Question

Could the Double-Angle formula be used to find sin 22.5°? Why or why not?

Give an example problem that uses either the double or half angle formula.
Write down the Pythagorean Identity sin^2x + cos^2x = 1. Divide each side of the equation by sin^2x and describe the simplifications that can be done.

Answer 1

The Double-Angle formula can indeed be used to find sin 22.5° by applying the half-angle formula. An example is provided to demonstrate the use of the formula.
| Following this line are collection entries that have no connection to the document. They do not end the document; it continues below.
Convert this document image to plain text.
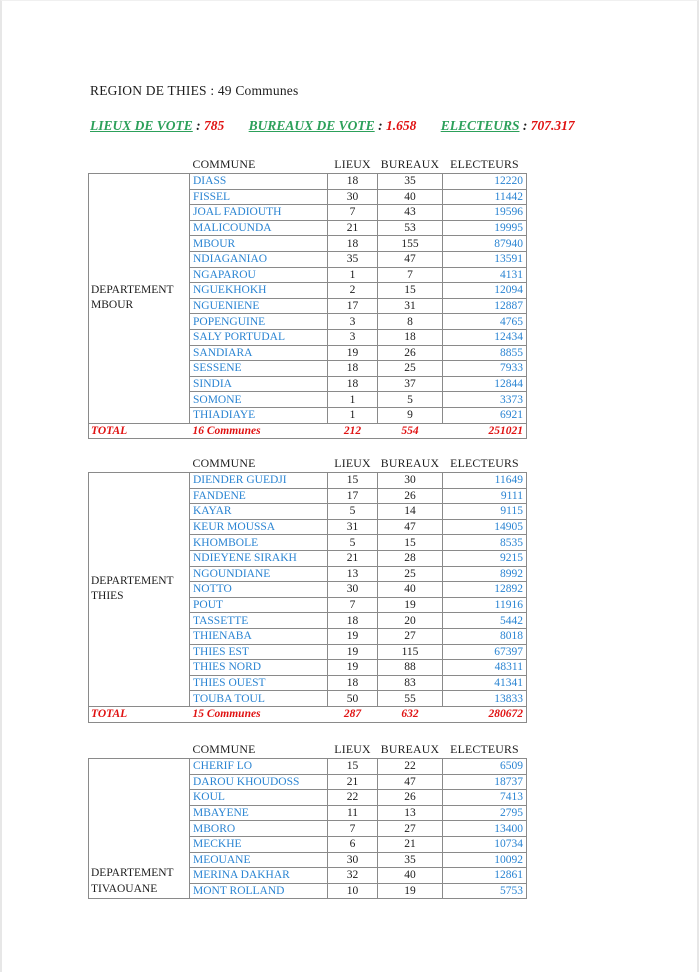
REGION DE THIES : 49 Communes
LIEUX DE VOTE : 785 BUREAUX DE VOTE : 1.658 ELECTEURS : 707.317
	COMMUNE	LIEUX	BUREAUX	ELECTEURS

DEPARTEMENT
MBOUR	DIASS	18	35	12220
	FISSEL	30	40	11442
	JOAL FADIOUTH	7	43	19596
	MALICOUNDA	21	53	19995
	MBOUR	18	155	87940
	NDIAGANIAO	35	47	13591
	NGAPAROU	1	7	4131
	NGUEKHOKH	2	15	12094
	NGUENIENE	17	31	12887
	POPENGUINE	3	8	4765
	SALY PORTUDAL	3	18	12434
	SANDIARA	19	26	8855
	SESSENE	18	25	7933
	SINDIA	18	37	12844
	SOMONE	1	5	3373
	THIADIAYE	1	9	6921
TOTAL	16 Communes	212	554	251021
	COMMUNE	LIEUX	BUREAUX	ELECTEURS

DEPARTEMENT
THIES	DIENDER GUEDJI	15	30	11649
	FANDENE	17	26	9111
	KAYAR	5	14	9115
	KEUR MOUSSA	31	47	14905
	KHOMBOLE	5	15	8535
	NDIEYENE SIRAKH	21	28	9215
	NGOUNDIANE	13	25	8992
	NOTTO	30	40	12892
	POUT	7	19	11916
	TASSETTE	18	20	5442
	THIENABA	19	27	8018
	THIES EST	19	115	67397
	THIES NORD	19	88	48311
	THIES OUEST	18	83	41341
	TOUBA TOUL	50	55	13833
TOTAL	15 Communes	287	632	280672
	COMMUNE	LIEUX	BUREAUX	ELECTEURS

DEPARTEMENT
TIVAOUANE	CHERIF LO	15	22	6509
	DAROU KHOUDOSS	21	47	18737
	KOUL	22	26	7413
	MBAYENE	11	13	2795
	MBORO	7	27	13400
	MECKHE	6	21	10734
	MEOUANE	30	35	10092
	MERINA DAKHAR	32	40	12861
	MONT ROLLAND	10	19	5753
Additionally, when dividing the Pythagorean Identity by sin²x, it simplifies to 1 + cot²x = csc²x.

Step-by-step explanation:

Yes, the Double-Angle formula can be used to find sin 22.5°. This is because 22.5° is half of 45°, and by using the half-angle formula for sine, we can find the value. For instance, sin(45°/2) = ±√((1 - cos 45°)/2). Since 22.5° is in the first quadrant, where sine is positive, we only consider the positive root.

Example problem using the half-angle formula:

Find sin 22.5° using the half-angle formula.

Solution:

sin(22.5°) = sin(45°/2) = √((1 - cos(45°))/2) = √((1 - √2/2)/2)

When we divide the Pythagorean Identity sin²x + cos²x = 1 by sin²x, we get the following simplifications:

1 + (cos²x/sin²x) = 1/sin²x

1 + cot²x = csc²x